11. Recommendation. Considering the intent and scope of this standard, we recommend crafting standards directed toward achieving the two separate outcomes currently stated in ED–21 and developing measurable outcomes to assess cultural competency (understanding) in the separate standards.
Having been a site team visitor to several institutions, this author (Wagoner) suggests that once the LCME has strengthened existing standards and instituted new ones, the organization provide a more comprehensive training program for site visitors on how to properly interpret standards.
2. ED–22: “Medical students must learn to recognize and appropriately address gender and cultural biases in themselves and others, and in the process of health care delivery.”

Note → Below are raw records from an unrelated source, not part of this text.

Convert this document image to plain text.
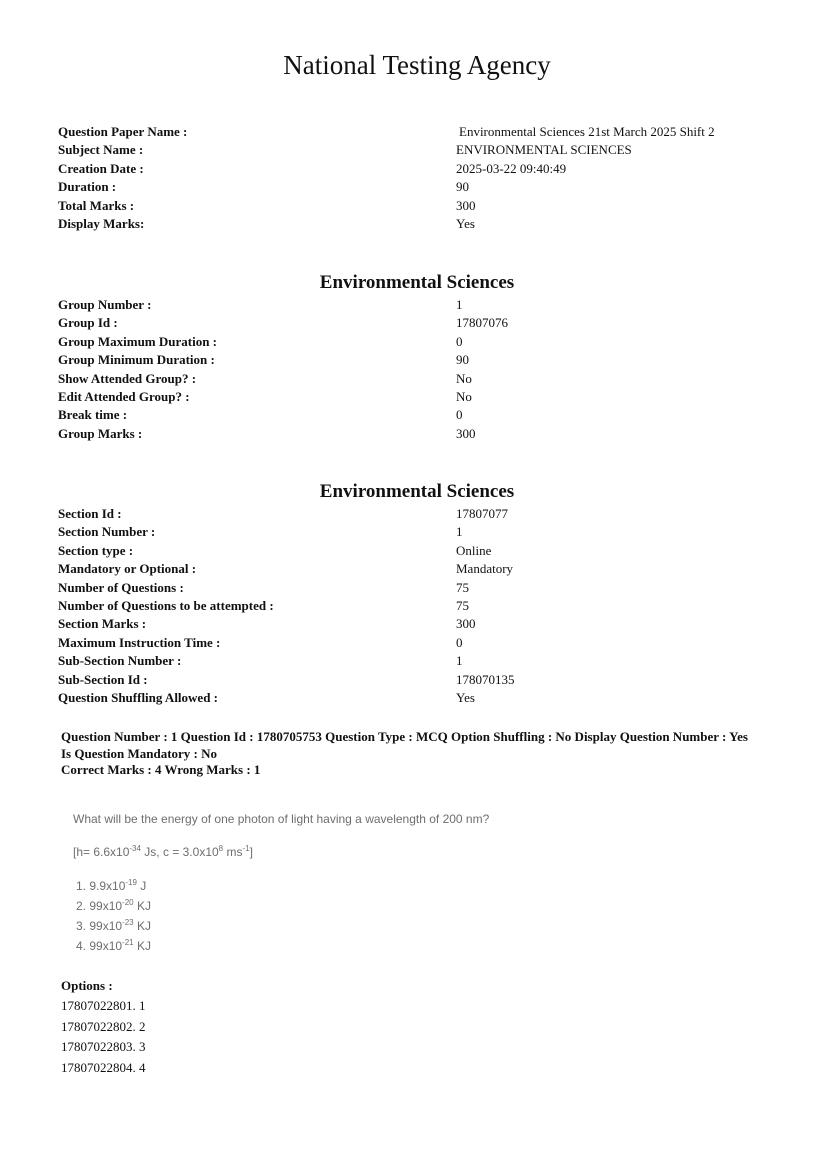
National Testing Agency
Question Paper Name :	Environmental Sciences 21st March 2025 Shift 2
Subject Name :	ENVIRONMENTAL SCIENCES
Creation Date :	2025-03-22 09:40:49
Duration :	90
Total Marks :	300
Display Marks:	Yes
Environmental Sciences
Group Number :	1
Group Id :	17807076
Group Maximum Duration :	0
Group Minimum Duration :	90
Show Attended Group? :	No
Edit Attended Group? :	No
Break time :	0
Group Marks :	300
Environmental Sciences
Section Id :	17807077
Section Number :	1
Section type :	Online
Mandatory or Optional :	Mandatory
Number of Questions :	75
Number of Questions to be attempted :	75
Section Marks :	300
Maximum Instruction Time :	0
Sub-Section Number :	1
Sub-Section Id :	178070135
Question Shuffling Allowed :	Yes
Question Number : 1 Question Id : 1780705753 Question Type : MCQ Option Shuffling : No Display Question Number : Yes
Is Question Mandatory : No
Correct Marks : 4 Wrong Marks : 1
What will be the energy of one photon of light having a wavelength of 200 nm?
[$h= 6.6x10^{-34}$ Js, $c = 3.0x10^8$ $ms^{-1}$]
1. $9.9x10^{-19}$ J
2. $99x10^{-20}$ KJ
3. $99x10^{-23}$ KJ
4. $99x10^{-21}$ KJ
Options :
17807022801. 1
17807022802. 2
17807022803. 3
17807022804. 4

This critically important standard essentially speaks to the matter of trust, a subject much discussed in health professions’ literature. Trust in the doctor-patient relationship can only be established when physicians overcome preconceived biases and acquire insight and understanding into another person’s values, beliefs, and needs. In the article, “Trust, Patient Well-Being and Affirmative Action in Medical School,” DeVille highlights the importance of trust, calling it “central to the individual physician’s ability to practice good medicine.” He notes that minorities’ historical and current experience with the medical profession and health delivery system frequently breeds suspicion rather than faith. He concludes: “Society and the medical profession have a compelling interest and duty to produce physicians who inspire trust” (DeVille, 1999, p. 247). Although schools can be cited for noncompliance of this standard, this author (Wagoner) knows of no institution that has been cited for failure to achieve the outcome specified by ED–22 or for lacking a mechanism by which to assist individual students in overcoming biases.
12. Recommendation. Standard ED–22 hinges on the development of measurable core competencies. Once accrediting bodies have developed the core competencies, they should place a high priority on determining how the competencies are being achieved. An array of assessment instruments could furnish this information.